Adam and Eve and Pinch Me Ruth Rendell Vintage, 2003
"Go Away!" she hissed. Wish I'd taken heed...
Minty should have taken her knife to this manuscript. At least half should have been cut. A&E&PE is a book both wandering and repetitious.
Over the course of this novel, the main character takes almost sixteen million baths. I counted! There's also long lists of meals prepared, detailed fashion descriptions of eighty thousand outfits, and in-depth cinema visit scenes for every film that appeared around the year 2000.
Pinch me?
No.
Pinch off half the chapters and there's be enough room for the amount of plot and character invested here. On second thought, pinch off half the characters too: there's little that's interesting or sympathetic to several of them, and their stories' impact on the main plot is tangential. At best.

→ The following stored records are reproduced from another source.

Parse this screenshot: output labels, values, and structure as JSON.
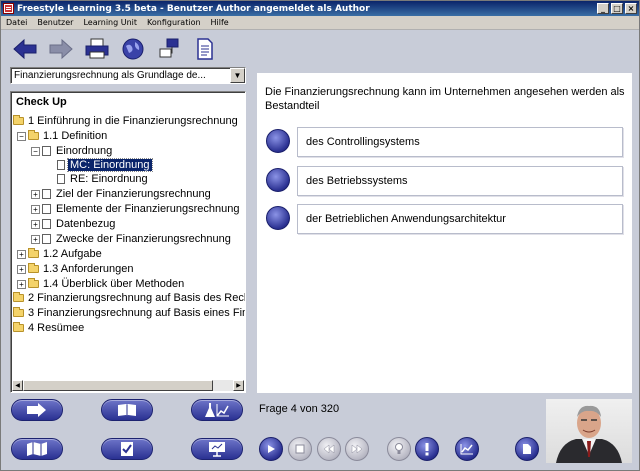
{
  "window": {
    "title": "Freestyle Learning 3.5 beta - Benutzer Author angemeldet als Author",
    "controls": [
      "_",
      "□",
      "×"
    ]
  },
  "menu": [
    "Datei",
    "Benutzer",
    "Learning Unit",
    "Konfiguration",
    "Hilfe"
  ],
  "toolbar": [
    "back-arrow-icon",
    "forward-arrow-icon",
    "printer-icon",
    "globe-icon",
    "network-icon",
    "document-icon"
  ],
  "unit_select": {
    "value": "Finanzierungsrechnung als Grundlage de..."
  },
  "tree": {
    "heading": "Check Up",
    "rows": [
      {
        "label": "1 Einführung in die Finanzierungsrechnung"
      },
      {
        "label": "1.1 Definition"
      },
      {
        "label": "Einordnung"
      },
      {
        "label": "MC: Einordnung",
        "selected": true
      },
      {
        "label": "RE: Einordnung"
      },
      {
        "label": "Ziel der Finanzierungsrechnung"
      },
      {
        "label": "Elemente der Finanzierungsrechnung"
      },
      {
        "label": "Datenbezug"
      },
      {
        "label": "Zwecke der Finanzierungsrechnung"
      },
      {
        "label": "1.2 Aufgabe"
      },
      {
        "label": "1.3 Anforderungen"
      },
      {
        "label": "1.4 Überblick über Methoden"
      },
      {
        "label": "2 Finanzierungsrechnung auf Basis des Rech"
      },
      {
        "label": "3 Finanzierungsrechnung auf Basis eines Fin"
      },
      {
        "label": "4 Resümee"
      }
    ]
  },
  "nav_buttons": [
    "enter-arrow-icon",
    "book-icon",
    "lab-chart-icon",
    "map-icon",
    "checklist-icon",
    "presentation-icon"
  ],
  "question": {
    "text": "Die Finanzierungsrechnung kann im Unternehmen angesehen werden als Bestandteil",
    "answers": [
      "des Controllingsystems",
      "des Betriebssystems",
      "der Betrieblichen Anwendungsarchitektur"
    ]
  },
  "status": {
    "progress": "Frage 4 von 320"
  },
  "controls": [
    "play-icon",
    "stop-icon",
    "rewind-icon",
    "fast-forward-icon",
    "lightbulb-icon",
    "exclamation-icon",
    "chart-icon",
    "page-icon"
  ]
}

In fairness: I was expecting a mystery. Perhaps I'm just disappointed that there was very little crime in this novel, no investigation (at all), and no doubt as to what the conclusion would hold. There's never a moment when "it all comes together," no long-awaited twist that would make the whole read worthwhile. Instead of surprises we have bath after bath after bath and a lot of weeping into hankies over failed relationships.
Summary: Don't bother.
Critical Mick would rather read tax forms than another Ruth Rendell. Ugh! It's like coffee you could read a newspaper through. Gimme espresso, baby.